A heartwarming tale of kindness and coincidence that should awaken the dormant doormouse of joy in even the most hardened old heart:
Being of an artistic temperament, and prone to moments of absent -mindedness due to the kaleidoscopic nature of the creative mind, I managed to lose my backpack one evening.
(Ok, fair enough, you're right, I had been overserved at the bar...)
Anyway, the crucial part is that it contained one of my moleskin notebooks, which in turned contained the last twelve month's ideas, dreams, sketches, personal futterings and contact details - not to mention my diary of the time I spent in France planting the Wireman.
Choked I was.
Fast forward two or three weeks and I'm having a pint with an artist chum (couldn't afford absinthe, even though it makes the parts grow longer ) and in a moment of Karmic harmony I bought the barmaid a drink.

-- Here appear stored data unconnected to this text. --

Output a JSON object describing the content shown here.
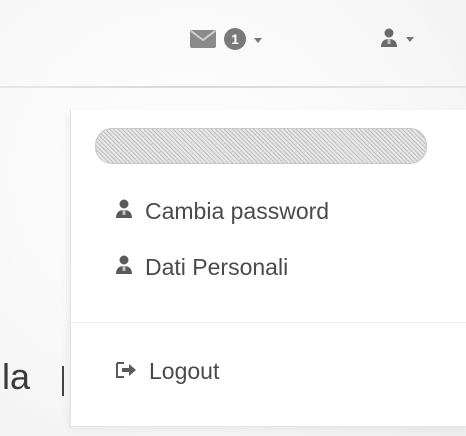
{
  "navbar": {
    "messages": {
      "icon": "envelope-icon",
      "badge_count": "1"
    },
    "user_menu": {
      "icon": "user-icon"
    }
  },
  "dropdown": {
    "header_redacted": true,
    "items": [
      {
        "icon": "user-icon",
        "label": "Cambia password"
      },
      {
        "icon": "user-icon",
        "label": "Dati Personali"
      }
    ],
    "logout": {
      "icon": "sign-out-icon",
      "label": "Logout"
    }
  },
  "background": {
    "partial_text": "la"
  }
}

When Artist chum questioned why I was chucking the currency around when we had barely enough for our own lubrication, I told him the tale of the lost notes, and how by spreading a little pleasantness I might offset the fact that my precious book was lost forever, abandoned to a hideous fate, and in all probability being used to line some miscreant's ferret's cage.
The Good Bit:
Artist chum then recalled a mysterious, garbled message he'd received, which had mentioned my name.
A quick check through his call history, contact with the caller, a trip across town and The Tale of the Lost Bag comes to a happy, misty eyed conclusion involving a charming, thoughtful taxi driver, a scrawled number in the back cover and a great deal of coincidental luck.
Or was it....
(Dramatic pause)
So, here's few sketches from it that might otherwise be lost on the storm tossed tides of misfortune.
Sorry about the florid verbosity of the epistle - I've been reading the biography of Dickens and it rubs off a bit.